Поддержанное авторитетом такого первостепенного мыслителя, как Лейбниц, учение о врожденности идей, с идеею Божества включительно до самых времен Канта было господствующим у всех философов, не разделявших эмпирической теории познания Локка и Юма. В самой Англии защиту этой теории приняла на себя так называемая Шотландская школа. Особенно Дюгальд-Стюарт против Локка старался доказать ту мысль, что в нашей душе находятся понятия которым не соответствуют ни качества вещей, ни операции нашего духа и кои, поэтому, не могут происходить, ни из опыта, ни из рефлексии. К числу таких понятий принадлежит и идея о Боге.

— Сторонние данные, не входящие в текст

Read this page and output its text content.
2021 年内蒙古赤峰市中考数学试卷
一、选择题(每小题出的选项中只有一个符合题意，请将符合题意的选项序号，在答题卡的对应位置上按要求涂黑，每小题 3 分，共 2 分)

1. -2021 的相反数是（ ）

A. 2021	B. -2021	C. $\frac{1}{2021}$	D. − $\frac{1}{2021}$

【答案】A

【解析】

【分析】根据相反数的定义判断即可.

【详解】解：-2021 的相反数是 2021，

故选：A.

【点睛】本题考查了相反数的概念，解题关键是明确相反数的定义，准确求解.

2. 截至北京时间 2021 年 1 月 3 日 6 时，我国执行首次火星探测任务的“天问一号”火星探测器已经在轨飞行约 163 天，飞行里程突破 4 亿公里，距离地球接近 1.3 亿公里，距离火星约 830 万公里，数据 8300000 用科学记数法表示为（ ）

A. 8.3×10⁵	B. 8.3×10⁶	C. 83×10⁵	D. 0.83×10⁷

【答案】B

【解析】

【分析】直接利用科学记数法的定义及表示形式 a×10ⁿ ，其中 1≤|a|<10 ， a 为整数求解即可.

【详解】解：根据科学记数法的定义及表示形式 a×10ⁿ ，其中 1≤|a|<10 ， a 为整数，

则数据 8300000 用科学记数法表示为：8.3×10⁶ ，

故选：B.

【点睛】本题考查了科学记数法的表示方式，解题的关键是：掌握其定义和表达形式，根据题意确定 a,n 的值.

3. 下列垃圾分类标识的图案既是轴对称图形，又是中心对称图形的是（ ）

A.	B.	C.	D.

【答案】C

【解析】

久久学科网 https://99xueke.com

Со времени Канта, в своей Критике чистого разума давшего совершенно новую постановку вопросу о происхождении и значении основных понятий нашего разума, теория врожденных идей, по-видимому, теряет свой кредит в философии, уступая место другим теориям нашего познания, как рационального, так и эмпирического направления. Но, в сущности, упадок этой теории касается более терминологии и той формы, какую она имела у Декарта и Лейбница, чем основной ее мысли, – невыводимости коренных понятий нашего разума из опыта. В самом деле, между названием: «врожденные идеи» и между введенным Кантом и вошедшим во всеобщее употребление выражением: «понятия и идеи, a priori принадлежащие нашему разуму», различие не так важно, как кажется. Различие лишь в том, что Декарт и Лейбниц, называя идеи врожденными, прямо и ясно указывали на первую причину их происхождения, говоря напр., что идея о Боге врождена или напечатлена в нас Богом, тогда как новейшие рационалисты, признавая известного рода понятия и идеи априорными, совершенно устраняют вопрос об их первоначальном источнике, отказываясь, вместе с Кантом, решать вопрос, почему природа нашего разума устроена так, а не иначе. Не думаем, чтобы можно было здесь видеть какое-либо преимущество после-кантовского априоризма пред Декарто-Лейбницевскою врожденностью.

Чтобы беспристрастнее оценить эту, имевшую и, можно сказать, имеющую и до сих пор значение в философском мире теорию врожденных идей в применениях ее к объяснению происхождения идеи о Боге, мы должны отличить в ней две стороны: отрицательную и положительную. Первая, которая имела и имеет до сих пор существенное значение для философии, состоит в учении, что идея о Боге не может происходить ни из опыта, ни из рефлексии над данными опыта, но есть, как выражаются ныне, a priori принадлежащая нашему уму идея. Вторая – имеет в виду объяснить самый факт априорности ее понятием врожденности.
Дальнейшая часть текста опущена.